Health Insurance Lead Prediction(HILP) hackathon conducted by DataHack.
Your Client FinMan is a financial services company that provides various financial services like loan, investment funds, insurance etc. to its customers. FinMan wishes to cross-sell health insurance to the existing customers who may or may not hold insurance policies with the company. The company recommend health insurance to it's customers based on their profile once these customers land on the website.
Customers might browse the recommended health insurance policy and consequently fill up a form to apply.

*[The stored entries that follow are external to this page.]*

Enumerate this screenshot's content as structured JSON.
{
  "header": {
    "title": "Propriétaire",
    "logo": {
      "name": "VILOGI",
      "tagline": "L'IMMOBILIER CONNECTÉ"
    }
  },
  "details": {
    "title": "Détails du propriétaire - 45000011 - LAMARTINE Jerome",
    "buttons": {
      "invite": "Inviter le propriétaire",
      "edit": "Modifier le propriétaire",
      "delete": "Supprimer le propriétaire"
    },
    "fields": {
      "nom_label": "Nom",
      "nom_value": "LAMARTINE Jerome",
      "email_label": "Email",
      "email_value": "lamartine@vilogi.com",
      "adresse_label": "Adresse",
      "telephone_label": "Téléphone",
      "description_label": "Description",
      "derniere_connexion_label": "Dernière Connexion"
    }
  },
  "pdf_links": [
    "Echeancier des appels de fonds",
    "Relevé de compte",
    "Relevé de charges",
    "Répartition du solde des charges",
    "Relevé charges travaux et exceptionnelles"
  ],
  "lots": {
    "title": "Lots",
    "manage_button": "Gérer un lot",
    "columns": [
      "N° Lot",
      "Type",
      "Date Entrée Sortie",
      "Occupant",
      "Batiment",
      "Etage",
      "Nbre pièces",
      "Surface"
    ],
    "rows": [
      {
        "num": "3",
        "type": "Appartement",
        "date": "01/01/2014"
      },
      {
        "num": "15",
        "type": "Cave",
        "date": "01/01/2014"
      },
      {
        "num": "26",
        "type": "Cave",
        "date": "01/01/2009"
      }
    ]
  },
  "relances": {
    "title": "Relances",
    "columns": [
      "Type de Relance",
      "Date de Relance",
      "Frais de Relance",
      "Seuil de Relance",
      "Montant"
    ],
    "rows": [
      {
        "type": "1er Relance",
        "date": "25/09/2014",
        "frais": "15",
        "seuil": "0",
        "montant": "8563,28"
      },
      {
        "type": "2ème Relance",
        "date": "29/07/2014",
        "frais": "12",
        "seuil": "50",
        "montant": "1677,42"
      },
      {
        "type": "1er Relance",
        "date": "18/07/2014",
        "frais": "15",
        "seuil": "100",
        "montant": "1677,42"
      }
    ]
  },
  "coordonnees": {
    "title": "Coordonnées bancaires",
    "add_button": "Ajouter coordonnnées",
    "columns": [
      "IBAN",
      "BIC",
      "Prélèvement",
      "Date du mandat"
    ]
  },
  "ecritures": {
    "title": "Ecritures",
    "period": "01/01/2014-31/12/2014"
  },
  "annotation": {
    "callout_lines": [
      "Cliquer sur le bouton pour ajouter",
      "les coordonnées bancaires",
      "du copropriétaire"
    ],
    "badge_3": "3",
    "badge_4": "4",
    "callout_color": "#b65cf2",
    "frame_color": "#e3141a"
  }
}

When these customers fill-up the form, their Response towards the policy is considered positive and they are classified as a lead.
Once these leads are acquired, the sales advisors approach them to convert and thus the company can sell proposed health insurance to these leads in a more efficient manner.
Now the company needs your help in building a model to predict whether the person will be interested in their proposed Health plan/policy given the information about:
- Demographics (city, age, region etc.)
- Information regarding holding policies of the customer
- Recommended Policy Information
Before building the model data-preprocessing is done and exploratory data analysis on the dataset is done. Here's the .ipynb
file of EDA.
Then to build a model; since the dataset contains more categorical features columns so Catboost algorithm is used. And to optimize the model we need to tune the hyperparameter's of the algorithm. For that, used skopt's
BayesianSearchCV algorithm. And get finalized model. Here's the Model.
To read about the detailed approach. Here's the report of the project.
To evaluate the model ROC-AUC score is used.
On Public leaaderboard I was in top 6% participants with score of 0.8077537167.
On Private leaaderboard I was in top 4% participants with score of 0.8029627029.